G.K.C. —Tres cosas: agradecer, obedecer, reír. Agradezcan por estar vivos y no ser ustedes mismos el centro del cosmos. Obedezcan a la verdad que ya conocen, no esperen una notificación. Y rían: rían de la solemnidad de los tiranos, de la grandilocuencia de los expertos, de la miseria de sus propias vanidades. El demonio no soporta la risa porque le recuerda que es pequeño.

L.M. —¿Nos perdona, entonces?

G.K.C. —No vine a perdonar: vine a suplicar que se dejen perdonar. La misericordia es un océano; solo los orgullosos mueren de sed en la playa.
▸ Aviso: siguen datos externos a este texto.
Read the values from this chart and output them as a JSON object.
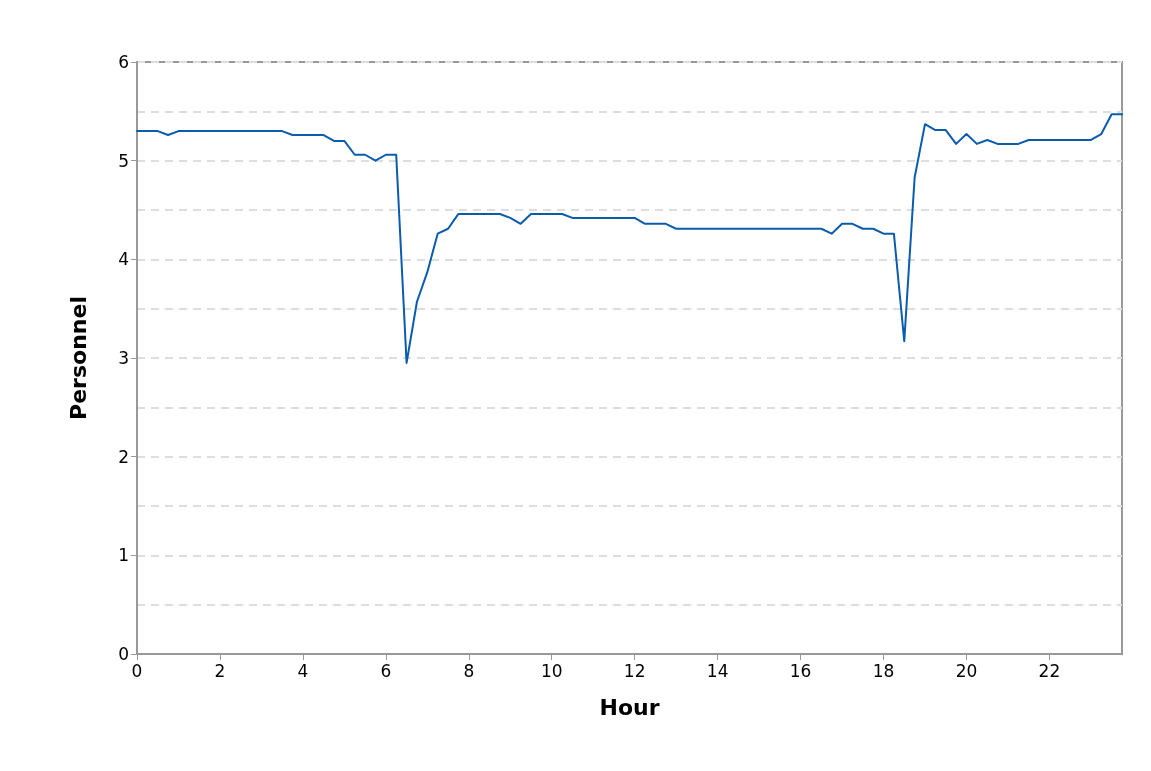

Su siglo está exhausto de opciones y sediento de absolución. No necesitan más alternativas; necesitan más altares.

L.M. —Déjenos su testamento, una última voluntad.
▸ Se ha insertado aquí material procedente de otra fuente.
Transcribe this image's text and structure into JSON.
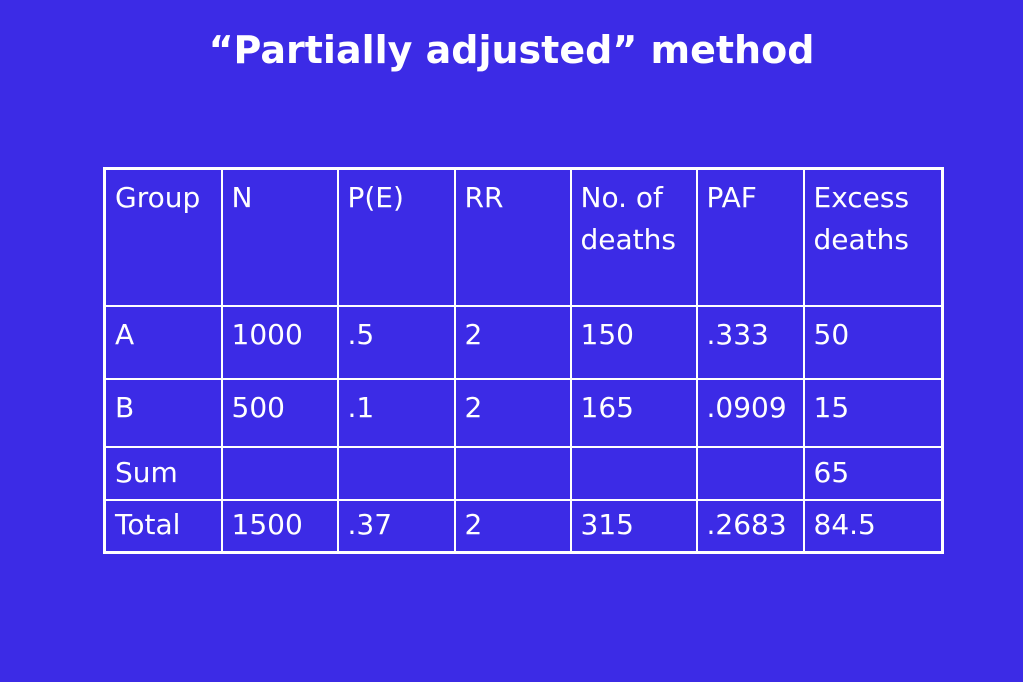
{
  "slide": {
    "title": "“Partially adjusted” method"
  },
  "table": {
    "headers": [
      "Group",
      "N",
      "P(E)",
      "RR",
      "No. of deaths",
      "PAF",
      "Excess deaths"
    ],
    "rows": [
      [
        "A",
        "1000",
        ".5",
        "2",
        "150",
        ".333",
        "50"
      ],
      [
        "B",
        "500",
        ".1",
        "2",
        "165",
        ".0909",
        "15"
      ],
      [
        "Sum",
        "",
        "",
        "",
        "",
        "",
        "65"
      ],
      [
        "Total",
        "1500",
        ".37",
        "2",
        "315",
        ".2683",
        "84.5"
      ]
    ]
  },
  "colors": {
    "background": "#3c2be6",
    "text": "#ffffff",
    "border": "#ffffff"
  }
}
G.K.C. —Dejo mi bastón para apartar los ídolos, mi copa de jerez para brindar por la cordura y mis paradojas para que no olviden que la verdad es más divertida que la mentira. Dejo un mapa con cuatro puntos cardinales: hogar, altar, escuela y plaza. Si pierden uno, perderán los cuatro. Y dejo, sobre todo, mi risa: llévenla como espada y como escudo.

L.M. —¿Y el epitafio?

G.K.C. —Escriban: “Aquí yace un hombre que se rió de sí mismo para poder arrodillarse sin caerse”. Si quieren añadir algo, pongan: “Nos dijo que lo que estaba mal en el mundo era no preguntarnos qué está bien, y que lo que está bien empieza por dar gracias”.

Silencio.
Las pantallas siguen encendidas, pero la biblioteca parece más antigua y más joven a la vez. Una campana —¿de dónde?— suena lejana. El humo de pipa dibuja una puerta: detrás, una luz ordinaria, doméstica, de cocina encendida. L.M. intenta hablar, pero el inglés enorme ya no está. Solo queda un olor a madera y a vino, y la sensación inmensa de que la realidad —esa vieja reina— ha vuelto a sentarse en su trono.

L.M. —Señor Chesterton…
La palabra no encuentra a su dueño y, por primera vez en años, no hace falta.
El entrevistador toma aire, se persigna sin darse cuenta, guarda el teléfono y camina hacia la calle, donde la lluvia tiene un brillo nuevo, como si cada gota fuera una pequeña verdad cayendo del cielo.